Pourquoi avoir adopté un nouveau régime?

L'une des raisons invoquées par Ottawa pour justifier l'adoption d'un nouveau régime au printemps 2013 est justement le risque de détournement du cannabis vers le marché noir et l'influence du crime organisé. Ce sont toutefois des décisions judiciaires qui ont forcé le gouvernement fédéral à revoir les règles.

Quelle est la différence entre l'ancien système et le nouveau?

Selon le nouveau système, les personnes autorisées à produire de la marijuana thérapeutique à des fins personnelles ou pour un tiers devaient être remplacées par des entreprises dès le 31 mars dernier. Ces entreprises, qui forment une toute nouvelle industrie, doivent fonctionner dans un cadre strict, hautement contrôlé et réglementé par les instances policières et gouvernementales.

Le nouveau régime a-t-il été contesté devant les tribunaux?

Oui. Quatre titulaires de permis ont contesté les nouvelles règles devant la Cour fédérale. Selon ces résidants de Colombie-Britannique, la hausse anticipée des prix de la marijuana médicale contrevient aux droits que leur garantit la Charte canadienne des droits et libertés.

Pourquoi l'ancien régime est-il toujours en vigueur?

En mars, la Cour fédérale a rendu une injonction temporaire, le temps de trancher sur le fond de l'affaire, ce qui pourrait prendre environ un an. Ottawa a interjeté appel de cette décision. Plusieurs s'attendent à ce que la cause se rende jusqu'en Cour suprême. Le résultat est donc que deux systèmes parallèles pourraient cohabiter pendant encore plusieurs mois, sinon plusieurs années.

Ce double régime est-il toujours gangrené par la criminalité?

C'est ce que craint Santé Canada: «Si la production personnelle continue au-delà du 31 mars 2014 [...], ces préoccupations [relatives à la santé et à la sécurité publiques] resteront intactes et les conséquences indésirables de l'ancien système d'accès à la marijuana ne seront pas réglées», a fait valoir la directrice de la réforme à Santé Canada, Jeannine Ritchot, dans une déclaration sous serment faite à la Cour fédérale en février. «Le nouveau Règlement sur la marijuana à des fins médicales devrait permettre de résoudre les principaux problèmes du programme précédent et de mieux protéger la sécurité publique», a indiqué un porte-parole du Ministère.

Ces craintes sont-elles exagérées?

Certains croient que oui. «Le système n'a pas été établi convenablement pour contrôler ce genre de choses.
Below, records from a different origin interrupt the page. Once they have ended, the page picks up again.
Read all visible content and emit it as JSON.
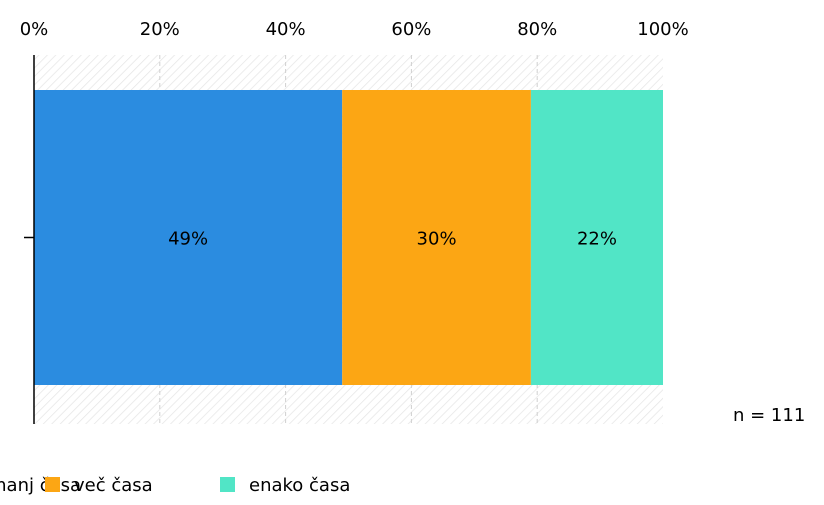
{
  "chart_data": {
    "type": "bar",
    "orientation": "horizontal",
    "stacked": true,
    "xlim": [
      0,
      100
    ],
    "x_ticks": [
      "0%",
      "20%",
      "40%",
      "60%",
      "80%",
      "100%"
    ],
    "x_tick_values": [
      0,
      20,
      40,
      60,
      80,
      100
    ],
    "grid": true,
    "legend_position": "bottom",
    "series": [
      {
        "name": "manj časa",
        "value": 49,
        "label": "49%",
        "color": "#2b8ce0"
      },
      {
        "name": "več časa",
        "value": 30,
        "label": "30%",
        "color": "#fca614"
      },
      {
        "name": "enako časa",
        "value": 22,
        "label": "22%",
        "color": "#51e5c6"
      }
    ],
    "sample_note": "n = 111"
  }
}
Les personnes légitimement autorisées, qui sont majoritaires, paient pour les méfaits d'une petite minorité. En définitive, c'est la faute de Santé Canada, qui a simplement donné ces permis sans faire de vérifications ni inspecter les installations», a dénoncé Adam Greenblatt, directeur général de la Société pour l'accès au cannabis médical, à Montréal.
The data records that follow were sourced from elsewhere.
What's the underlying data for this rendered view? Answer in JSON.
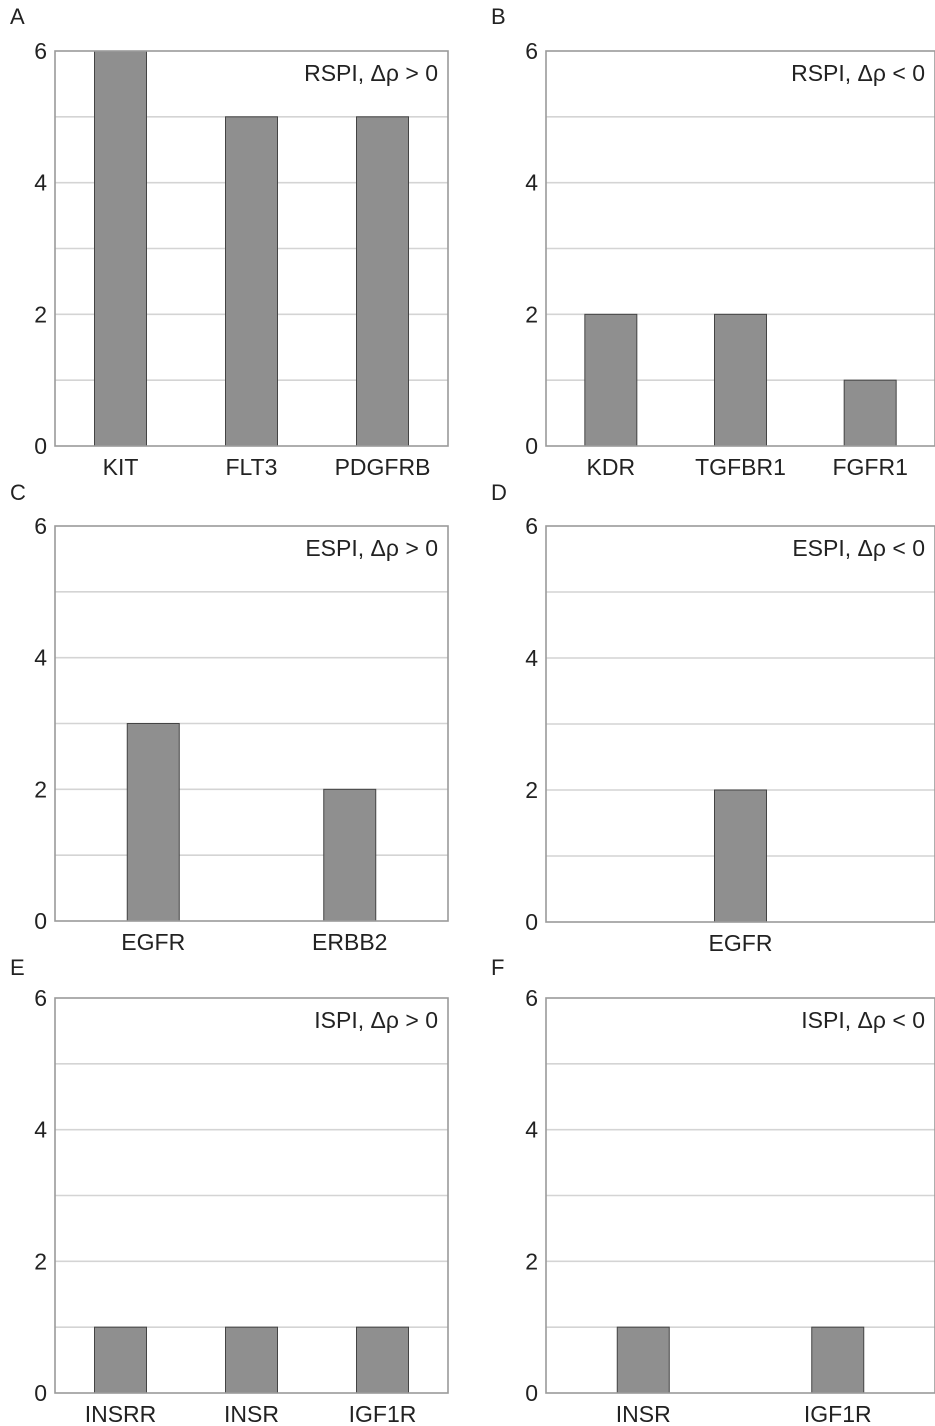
{
  "chart_data": [
    {
      "panel": "A",
      "type": "bar",
      "title": "RSPI, Δρ > 0",
      "categories": [
        "KIT",
        "FLT3",
        "PDGFRB"
      ],
      "values": [
        6,
        5,
        5
      ],
      "ylim": [
        0,
        6
      ],
      "yticks": [
        "0",
        "2",
        "4",
        "6"
      ],
      "grid": true,
      "bar_color": "#8f8f8f",
      "title_placement": "top-right"
    },
    {
      "panel": "B",
      "type": "bar",
      "title": "RSPI, Δρ < 0",
      "categories": [
        "KDR",
        "TGFBR1",
        "FGFR1"
      ],
      "values": [
        2,
        2,
        1
      ],
      "ylim": [
        0,
        6
      ],
      "yticks": [
        "0",
        "2",
        "4",
        "6"
      ],
      "grid": true,
      "bar_color": "#8f8f8f",
      "title_placement": "top-right"
    },
    {
      "panel": "C",
      "type": "bar",
      "title": "ESPI, Δρ > 0",
      "categories": [
        "EGFR",
        "ERBB2"
      ],
      "values": [
        3,
        2
      ],
      "ylim": [
        0,
        6
      ],
      "yticks": [
        "0",
        "2",
        "4",
        "6"
      ],
      "grid": true,
      "bar_color": "#8f8f8f",
      "title_placement": "top-right"
    },
    {
      "panel": "D",
      "type": "bar",
      "title": "ESPI, Δρ < 0",
      "categories": [
        "EGFR"
      ],
      "values": [
        2
      ],
      "ylim": [
        0,
        6
      ],
      "yticks": [
        "0",
        "2",
        "4",
        "6"
      ],
      "grid": true,
      "bar_color": "#8f8f8f",
      "title_placement": "top-right"
    },
    {
      "panel": "E",
      "type": "bar",
      "title": "ISPI, Δρ > 0",
      "categories": [
        "INSRR",
        "INSR",
        "IGF1R"
      ],
      "values": [
        1,
        1,
        1
      ],
      "ylim": [
        0,
        6
      ],
      "yticks": [
        "0",
        "2",
        "4",
        "6"
      ],
      "grid": true,
      "bar_color": "#8f8f8f",
      "title_placement": "top-right"
    },
    {
      "panel": "F",
      "type": "bar",
      "title": "ISPI, Δρ < 0",
      "categories": [
        "INSR",
        "IGF1R"
      ],
      "values": [
        1,
        1
      ],
      "ylim": [
        0,
        6
      ],
      "yticks": [
        "0",
        "2",
        "4",
        "6"
      ],
      "grid": true,
      "bar_color": "#8f8f8f",
      "title_placement": "top-right"
    }
  ]
}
Le délai de mise en oeuvre a-t-il d'autres conséquences?

Il peut en avoir pour les producteurs autorisés en vertu du nouveau régime ou pour les entreprises qui souhaitent l'être. Au moment d'annoncer la création d'une nouvelle industrie, le gouvernement avait fait miroiter des profits de plusieurs millions de dollars. Jusqu'ici, seulement une quinzaine de permis ont été accordés, sur un total de 800 demandes. Aucun permis n'a été délivré au Québec. «Au lieu de partir avec 15 000 patients au 1er avril, c'est parti, disons, avec 1500. Le marché est là quand même, il est simplement décalé de peut-être un an», a indiqué Dany Lefebvre, copropriétaire de Vertmédical, une entreprise de Saint-Lucien, près de Drummondville, qui attend l'autorisation d'Ottawa pour lancer ses activités.